Currently, i couldn't find any PD(Penetration Depth) and DD(Disjointedness Distance) related calculation. Is there anything I missed out?

JYChen18 commented 11 months ago

You are right that MPJPE is close to hand_pred_kp_diff. The unit is 'm' in code. I think the number (around 1.2cm) produced by you is correct. It is different from the paper because in the paper we report the average number on different categories, while the default config only tests on "bottle".

To test all categories, you need to add other categories to the list in this line.
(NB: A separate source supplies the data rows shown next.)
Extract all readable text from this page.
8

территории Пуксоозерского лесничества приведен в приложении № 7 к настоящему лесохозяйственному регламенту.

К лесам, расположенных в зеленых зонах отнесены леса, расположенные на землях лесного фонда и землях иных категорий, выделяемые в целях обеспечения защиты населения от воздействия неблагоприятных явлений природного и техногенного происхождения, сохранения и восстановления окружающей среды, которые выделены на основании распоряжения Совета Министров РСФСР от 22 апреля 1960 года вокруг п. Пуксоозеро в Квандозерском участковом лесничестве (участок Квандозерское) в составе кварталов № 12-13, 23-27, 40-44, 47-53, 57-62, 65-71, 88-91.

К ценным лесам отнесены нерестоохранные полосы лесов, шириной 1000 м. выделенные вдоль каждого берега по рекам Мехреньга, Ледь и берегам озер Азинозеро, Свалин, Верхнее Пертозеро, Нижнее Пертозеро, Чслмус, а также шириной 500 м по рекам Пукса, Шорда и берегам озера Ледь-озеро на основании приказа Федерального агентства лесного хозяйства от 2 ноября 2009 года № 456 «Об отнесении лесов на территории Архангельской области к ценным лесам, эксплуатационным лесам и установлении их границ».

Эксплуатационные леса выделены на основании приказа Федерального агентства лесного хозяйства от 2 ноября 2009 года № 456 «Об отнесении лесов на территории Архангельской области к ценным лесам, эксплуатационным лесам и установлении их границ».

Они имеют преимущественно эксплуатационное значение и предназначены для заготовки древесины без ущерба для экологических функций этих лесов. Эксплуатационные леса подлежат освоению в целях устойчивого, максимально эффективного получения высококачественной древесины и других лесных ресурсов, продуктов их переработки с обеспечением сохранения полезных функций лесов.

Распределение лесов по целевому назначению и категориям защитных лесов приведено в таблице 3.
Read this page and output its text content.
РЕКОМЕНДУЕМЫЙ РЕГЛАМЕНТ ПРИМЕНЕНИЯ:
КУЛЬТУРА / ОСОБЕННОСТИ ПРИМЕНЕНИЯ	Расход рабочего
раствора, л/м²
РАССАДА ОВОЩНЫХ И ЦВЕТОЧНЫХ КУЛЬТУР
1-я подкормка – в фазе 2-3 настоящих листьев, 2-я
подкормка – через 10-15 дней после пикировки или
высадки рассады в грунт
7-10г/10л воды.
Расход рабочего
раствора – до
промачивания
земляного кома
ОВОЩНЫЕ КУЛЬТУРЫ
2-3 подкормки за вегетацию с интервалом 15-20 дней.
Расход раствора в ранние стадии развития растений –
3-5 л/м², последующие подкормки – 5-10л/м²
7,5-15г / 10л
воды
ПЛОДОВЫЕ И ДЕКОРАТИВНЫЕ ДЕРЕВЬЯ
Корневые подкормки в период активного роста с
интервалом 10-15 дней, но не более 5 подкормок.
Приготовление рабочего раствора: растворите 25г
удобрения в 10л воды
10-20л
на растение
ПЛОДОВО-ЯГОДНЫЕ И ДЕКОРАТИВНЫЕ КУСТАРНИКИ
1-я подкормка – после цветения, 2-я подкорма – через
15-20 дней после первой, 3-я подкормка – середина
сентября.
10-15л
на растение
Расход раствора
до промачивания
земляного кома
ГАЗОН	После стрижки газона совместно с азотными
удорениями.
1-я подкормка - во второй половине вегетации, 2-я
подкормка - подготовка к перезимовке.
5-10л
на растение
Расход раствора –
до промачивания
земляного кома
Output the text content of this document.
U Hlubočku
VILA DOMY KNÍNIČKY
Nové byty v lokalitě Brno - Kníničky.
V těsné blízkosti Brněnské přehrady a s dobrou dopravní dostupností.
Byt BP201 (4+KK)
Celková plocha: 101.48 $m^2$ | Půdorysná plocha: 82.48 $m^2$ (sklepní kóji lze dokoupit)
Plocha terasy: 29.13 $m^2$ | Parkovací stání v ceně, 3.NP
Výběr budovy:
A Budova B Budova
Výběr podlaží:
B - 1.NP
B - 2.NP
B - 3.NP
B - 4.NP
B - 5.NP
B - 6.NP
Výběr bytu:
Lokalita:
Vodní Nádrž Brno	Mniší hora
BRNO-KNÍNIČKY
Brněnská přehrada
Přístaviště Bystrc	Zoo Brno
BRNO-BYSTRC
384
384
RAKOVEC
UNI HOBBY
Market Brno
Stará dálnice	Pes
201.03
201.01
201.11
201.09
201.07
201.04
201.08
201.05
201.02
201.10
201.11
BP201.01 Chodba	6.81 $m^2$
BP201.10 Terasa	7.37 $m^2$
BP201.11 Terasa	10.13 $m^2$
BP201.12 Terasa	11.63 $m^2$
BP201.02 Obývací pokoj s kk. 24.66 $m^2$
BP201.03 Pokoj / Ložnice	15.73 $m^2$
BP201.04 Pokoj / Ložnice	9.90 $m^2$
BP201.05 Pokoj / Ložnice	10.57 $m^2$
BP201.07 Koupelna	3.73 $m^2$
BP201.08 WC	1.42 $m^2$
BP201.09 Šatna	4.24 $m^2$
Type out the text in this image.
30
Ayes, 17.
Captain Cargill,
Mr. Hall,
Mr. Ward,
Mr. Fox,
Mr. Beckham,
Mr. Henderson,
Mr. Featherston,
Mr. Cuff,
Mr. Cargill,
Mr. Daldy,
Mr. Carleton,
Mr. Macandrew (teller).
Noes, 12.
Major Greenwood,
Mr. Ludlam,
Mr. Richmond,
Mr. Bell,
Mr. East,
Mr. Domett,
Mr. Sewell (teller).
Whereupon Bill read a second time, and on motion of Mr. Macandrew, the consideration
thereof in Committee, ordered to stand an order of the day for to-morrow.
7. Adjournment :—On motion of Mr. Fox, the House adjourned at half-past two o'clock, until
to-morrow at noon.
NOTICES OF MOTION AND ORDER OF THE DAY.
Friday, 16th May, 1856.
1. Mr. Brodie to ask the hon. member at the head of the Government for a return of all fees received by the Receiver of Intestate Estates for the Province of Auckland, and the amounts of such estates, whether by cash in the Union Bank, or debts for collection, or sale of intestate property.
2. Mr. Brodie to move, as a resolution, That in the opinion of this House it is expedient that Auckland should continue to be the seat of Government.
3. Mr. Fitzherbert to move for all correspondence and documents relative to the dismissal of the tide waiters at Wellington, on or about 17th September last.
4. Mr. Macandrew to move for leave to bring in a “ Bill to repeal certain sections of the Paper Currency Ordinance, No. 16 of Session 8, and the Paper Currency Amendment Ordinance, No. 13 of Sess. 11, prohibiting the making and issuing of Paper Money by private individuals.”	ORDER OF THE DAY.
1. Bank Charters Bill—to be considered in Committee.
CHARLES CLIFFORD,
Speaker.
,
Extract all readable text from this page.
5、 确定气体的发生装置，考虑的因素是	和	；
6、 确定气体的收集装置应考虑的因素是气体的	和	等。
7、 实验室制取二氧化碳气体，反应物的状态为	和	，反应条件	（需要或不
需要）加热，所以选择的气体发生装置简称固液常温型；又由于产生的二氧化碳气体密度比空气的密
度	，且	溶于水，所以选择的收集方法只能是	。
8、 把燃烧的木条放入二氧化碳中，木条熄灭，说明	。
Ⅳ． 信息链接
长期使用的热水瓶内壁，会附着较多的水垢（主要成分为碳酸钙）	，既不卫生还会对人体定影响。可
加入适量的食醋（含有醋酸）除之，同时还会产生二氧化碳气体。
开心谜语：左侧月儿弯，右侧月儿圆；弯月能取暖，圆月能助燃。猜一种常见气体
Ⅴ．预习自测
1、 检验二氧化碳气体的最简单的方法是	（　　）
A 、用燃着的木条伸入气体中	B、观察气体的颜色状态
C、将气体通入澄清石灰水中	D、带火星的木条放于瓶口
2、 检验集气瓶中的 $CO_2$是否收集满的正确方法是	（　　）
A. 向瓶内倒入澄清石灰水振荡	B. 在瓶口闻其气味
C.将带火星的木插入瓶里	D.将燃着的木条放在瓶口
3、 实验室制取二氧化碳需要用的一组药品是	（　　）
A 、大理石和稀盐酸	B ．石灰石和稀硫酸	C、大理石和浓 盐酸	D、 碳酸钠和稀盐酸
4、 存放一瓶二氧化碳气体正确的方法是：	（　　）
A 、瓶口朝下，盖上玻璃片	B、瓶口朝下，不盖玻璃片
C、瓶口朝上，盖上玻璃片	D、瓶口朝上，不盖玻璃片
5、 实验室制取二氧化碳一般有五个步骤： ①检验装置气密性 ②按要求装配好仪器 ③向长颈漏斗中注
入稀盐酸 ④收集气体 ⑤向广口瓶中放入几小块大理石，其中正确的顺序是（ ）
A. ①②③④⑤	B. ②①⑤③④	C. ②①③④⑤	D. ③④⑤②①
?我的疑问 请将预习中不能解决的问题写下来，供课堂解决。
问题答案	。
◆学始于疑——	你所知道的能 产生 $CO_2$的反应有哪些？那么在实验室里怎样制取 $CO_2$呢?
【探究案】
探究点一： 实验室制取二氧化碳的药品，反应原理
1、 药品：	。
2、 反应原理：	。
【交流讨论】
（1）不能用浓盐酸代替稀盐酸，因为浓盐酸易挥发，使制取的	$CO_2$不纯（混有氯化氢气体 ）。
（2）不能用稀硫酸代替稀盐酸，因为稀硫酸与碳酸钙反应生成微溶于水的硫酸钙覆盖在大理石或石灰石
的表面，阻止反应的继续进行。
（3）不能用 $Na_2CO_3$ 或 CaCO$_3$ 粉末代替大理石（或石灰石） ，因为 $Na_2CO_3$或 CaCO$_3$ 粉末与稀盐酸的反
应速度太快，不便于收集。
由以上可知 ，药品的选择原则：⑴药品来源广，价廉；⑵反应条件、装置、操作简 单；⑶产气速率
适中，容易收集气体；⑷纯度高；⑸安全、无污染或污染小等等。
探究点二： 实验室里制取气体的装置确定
You can find the name of remaining categories in Table 2 of our paper.

Using optimization does often increase the kp error, but optimization often helps in PD and DD. It requires careful hyper-parameter tuning to keep both metrics low. It is also different across different categories. For the calculation of PD and DD, we use a similar code to the previous work, so it is not included in this repository.

dongho-Han commented 11 months ago

Thanks for the answer. Can you share which previous work did you use? Because only your models' PD and DD evaluation results are written in the paper, I want to evaluate with the same code to reproduce for further work. Thanks!

JYChen18 commented 11 months ago

These metrics come from CPF. You may try their evaluation code. The results may be a little bit different from our reported results due to the implementation details. As long as the results are not so different, I think you can use them for further work, because the comparison under the same code is fair enough.

dongho-Han commented 11 months ago

Thanks for the information. I will try to evaluate with those.